By setting, by date of publication, and the residence of the author, Quintus Servinton is rightly regarded as Australia's first novel. Printed in Hobart Town in three volumes, in 1830-1, and expressly intended for dispatch to England (where it was re-issued in London in 1832), only a few copies were reserved for sale in Tasmania. Of these, only three are known to survive, and the book has long been inaccessible to any but the most persistent of readers. It presents an invaluable and fascinating picture - first of English provincial life and of contemporary business dealing, and then of convict life as experienced by an educated convict, a contrast and complement to the Ralph Rashleigh picture of the convict of humble birth and little or no education crushed by brutality and manual labour. In his introduction, Cecil Hadgraft traces the author's own chequered career - an amazing sequence of misfortunes and miscalculations both before and after his twenty-four hour reprieve from the gallows, and particularly significant for the assessment and appreciation of a novel known to be largely autobiographical.

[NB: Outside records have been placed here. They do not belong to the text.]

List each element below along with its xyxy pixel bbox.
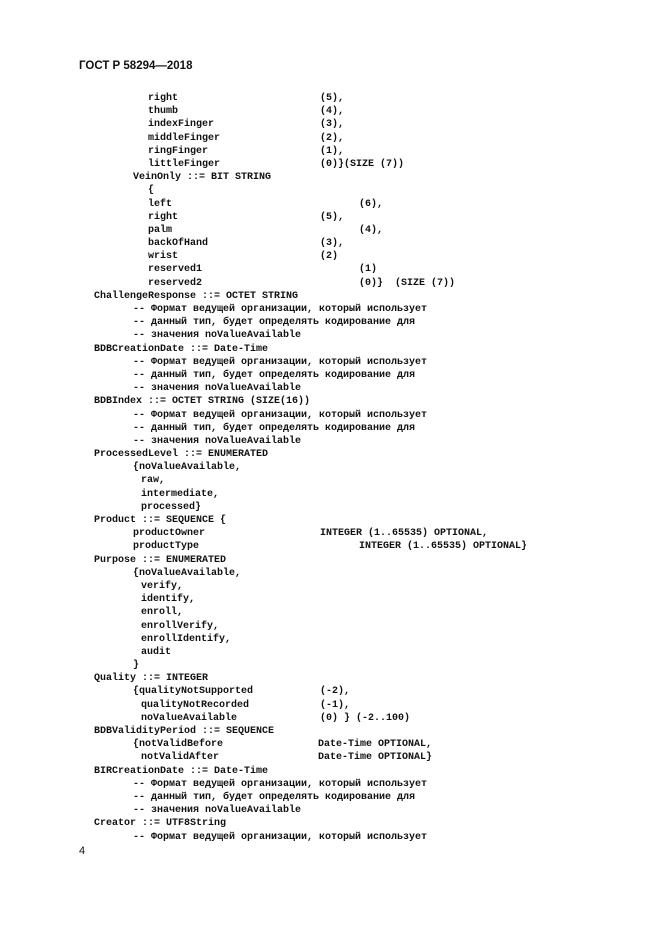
code-text: {noValueAvailable,	[133, 567, 242, 579]
code-comment: -- Формат ведущей организации, который использует	[133, 356, 428, 368]
code-text: littleFinger	[148, 158, 221, 170]
code-text: processed}	[141, 501, 202, 513]
code-line	[0, 461, 661, 474]
code-value: (3),	[320, 238, 345, 250]
code-text: thumb	[148, 106, 179, 118]
code-line	[0, 554, 661, 567]
code-line	[0, 606, 661, 619]
code-line	[0, 804, 661, 817]
code-text: productOwner	[133, 528, 206, 540]
code-line	[0, 263, 661, 276]
code-text: ProcessedLevel ::= ENUMERATED	[94, 449, 269, 461]
code-comment: -- значения noValueAvailable	[133, 805, 302, 817]
code-line	[0, 501, 661, 514]
code-line	[0, 620, 661, 633]
code-text: {qualityNotSupported	[133, 686, 254, 698]
code-line	[0, 540, 661, 553]
code-text: enrollVerify,	[141, 620, 220, 632]
code-text: wrist	[148, 251, 179, 263]
code-line	[0, 382, 661, 395]
code-value: (0)} (SIZE (7))	[359, 277, 456, 289]
code-comment: -- данный тип, будет определять кодирование для	[133, 317, 416, 329]
code-value: Date-Time OPTIONAL}	[318, 752, 433, 764]
code-value: Date-Time OPTIONAL,	[318, 739, 433, 751]
code-text: ringFinger	[148, 145, 209, 157]
code-comment: -- Формат ведущей организации, который использует	[133, 778, 428, 790]
code-line	[0, 105, 661, 118]
page-number: 4	[79, 845, 86, 857]
code-value: (4),	[359, 224, 384, 236]
code-line	[0, 145, 661, 158]
code-line	[0, 224, 661, 237]
code-text: audit	[141, 646, 172, 658]
code-value: (5),	[320, 211, 345, 223]
code-value: (1),	[320, 145, 345, 157]
code-line	[0, 751, 661, 764]
code-comment: -- Формат ведущей организации, который использует	[133, 831, 428, 843]
code-text: right	[148, 93, 179, 104]
code-line	[0, 211, 661, 224]
code-text: BDBValidityPeriod ::= SEQUENCE	[94, 726, 275, 737]
code-line	[0, 435, 661, 448]
code-line	[0, 422, 661, 435]
code-line	[0, 395, 661, 408]
code-line	[0, 672, 661, 685]
code-text: qualityNotRecorded	[141, 699, 250, 711]
code-line	[0, 158, 661, 171]
code-value: INTEGER (1..65535) OPTIONAL,	[320, 528, 489, 540]
code-line	[0, 685, 661, 698]
code-text: BIRCreationDate ::= Date-Time	[94, 765, 269, 777]
code-line	[0, 237, 661, 250]
code-value: (-2),	[320, 686, 351, 698]
code-line	[0, 831, 661, 844]
code-line	[0, 171, 661, 184]
code-value: (2)	[320, 251, 339, 263]
code-comment: -- Формат ведущей организации, который использует	[133, 304, 428, 315]
code-text: }	[133, 660, 140, 672]
code-text: notValidAfter	[141, 752, 220, 764]
code-line	[0, 132, 661, 145]
code-text: Creator ::= UTF8String	[94, 818, 227, 830]
code-value: (0)}(SIZE (7))	[320, 158, 405, 170]
code-text: {notValidBefore	[133, 739, 224, 751]
code-line	[0, 488, 661, 501]
code-text: {	[148, 185, 155, 197]
code-value: (1)	[359, 264, 378, 276]
code-line	[0, 791, 661, 804]
code-line	[0, 92, 661, 105]
code-line	[0, 725, 661, 738]
code-text: reserved1	[148, 264, 203, 276]
code-line	[0, 250, 661, 263]
code-text: palm	[148, 224, 173, 236]
code-text: noValueAvailable	[141, 712, 238, 724]
code-line	[0, 369, 661, 382]
code-line	[0, 646, 661, 659]
code-value: (0) } (-2..100)	[320, 712, 411, 724]
code-line	[0, 659, 661, 672]
code-line	[0, 580, 661, 593]
code-comment: -- данный тип, будет определять кодирование для	[133, 422, 416, 434]
code-line	[0, 316, 661, 329]
code-line	[0, 184, 661, 197]
code-line	[0, 474, 661, 487]
code-text: VeinOnly ::= BIT STRING	[133, 172, 272, 184]
code-comment: -- значения noValueAvailable	[133, 330, 302, 342]
code-text: backOfHand	[148, 238, 209, 250]
code-text: raw,	[141, 475, 166, 487]
code-line	[0, 738, 661, 751]
code-line	[0, 290, 661, 303]
code-comment: -- данный тип, будет определять кодирование для	[133, 791, 416, 803]
code-value: (6),	[359, 198, 384, 210]
code-line	[0, 765, 661, 778]
code-line	[0, 409, 661, 422]
code-comment: -- значения noValueAvailable	[133, 435, 302, 447]
code-line	[0, 343, 661, 356]
code-line	[0, 593, 661, 606]
code-text: BDBIndex ::= OCTET STRING (SIZE(16))	[94, 396, 311, 408]
code-line	[0, 567, 661, 580]
code-text: BDBCreationDate ::= Date-Time	[94, 343, 269, 355]
code-text: identify,	[141, 594, 196, 606]
code-value: (4),	[320, 106, 345, 118]
code-line	[0, 778, 661, 791]
code-text: left	[148, 198, 173, 210]
document-header: ГОСТ Р 58294—2018	[79, 60, 193, 72]
code-line	[0, 699, 661, 712]
code-text: right	[148, 211, 179, 223]
code-comment: -- значения noValueAvailable	[133, 383, 302, 395]
code-text: indexFinger	[148, 119, 215, 131]
code-text: productType	[133, 541, 200, 553]
code-line	[0, 303, 661, 316]
code-value: (3),	[320, 119, 345, 131]
code-text: {noValueAvailable,	[133, 462, 242, 474]
code-line	[0, 527, 661, 540]
code-text: Quality ::= INTEGER	[94, 673, 209, 685]
code-text: enroll,	[141, 607, 184, 619]
code-line	[0, 817, 661, 830]
code-text: Product ::= SEQUENCE {	[94, 515, 227, 526]
code-line	[0, 277, 661, 290]
code-line	[0, 514, 661, 527]
code-line	[0, 356, 661, 369]
code-text: middleFinger	[148, 132, 221, 144]
code-value: (5),	[320, 93, 345, 104]
code-text: verify,	[141, 580, 184, 592]
asn1-code-listing	[0, 92, 661, 844]
code-line	[0, 329, 661, 342]
code-value: INTEGER (1..65535) OPTIONAL}	[359, 541, 528, 553]
code-text: Purpose ::= ENUMERATED	[94, 554, 227, 566]
code-value: (-1),	[320, 699, 351, 711]
code-value: (2),	[320, 132, 345, 144]
code-text: intermediate,	[141, 488, 220, 500]
code-line	[0, 198, 661, 211]
code-line	[0, 633, 661, 646]
code-comment: -- Формат ведущей организации, который использует	[133, 409, 428, 421]
code-line	[0, 448, 661, 461]
code-text: reserved2	[148, 277, 203, 289]
code-comment: -- данный тип, будет определять кодирование для	[133, 369, 416, 381]
code-line	[0, 118, 661, 131]
code-line	[0, 712, 661, 725]
code-text: ChallengeResponse ::= OCTET STRING	[94, 290, 299, 302]
code-text: enrollIdentify,	[141, 633, 232, 645]
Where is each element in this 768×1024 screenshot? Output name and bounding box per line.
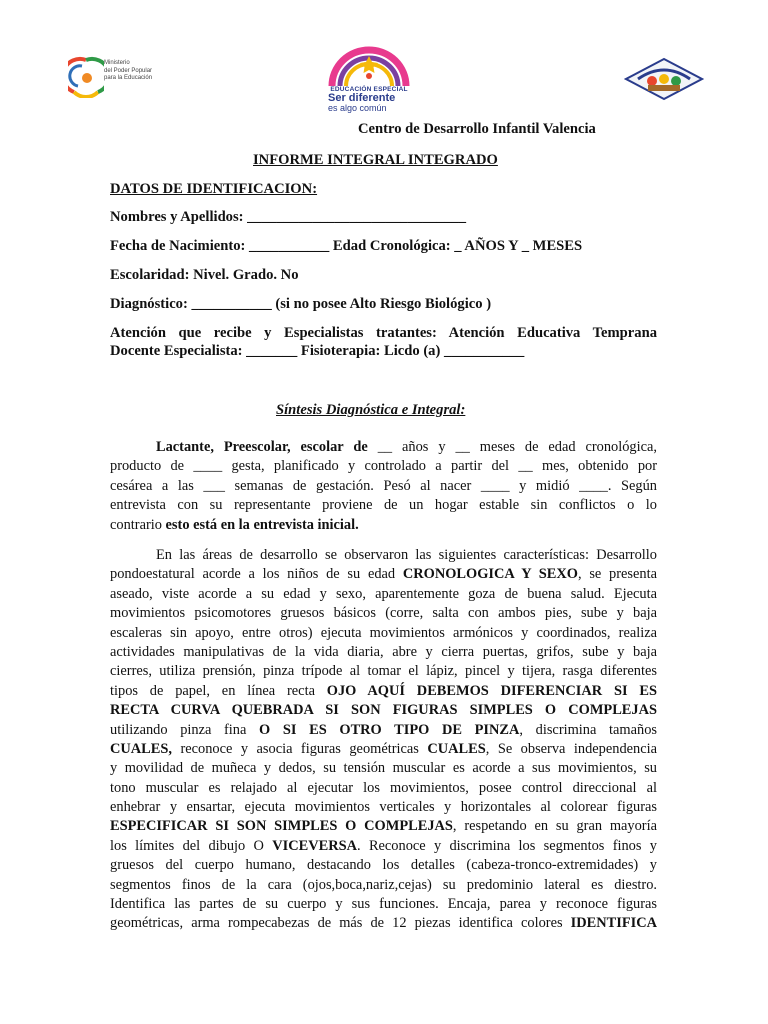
logo-slogan-line2: es algo común [328, 103, 387, 113]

Henry Savery was a convict transported to Port Arthur, Tasmania and Australia's first novelist. It is generally agreed that his writing is more important for its historical value than its literary merit.
If you like Australian History this is a very good read - you can tell it is a personal and painful journey for the writer and helps to fill in gaps that most other historical accounts fail to. It takes a little while to get used to the writing style but perservere and it is well worth it.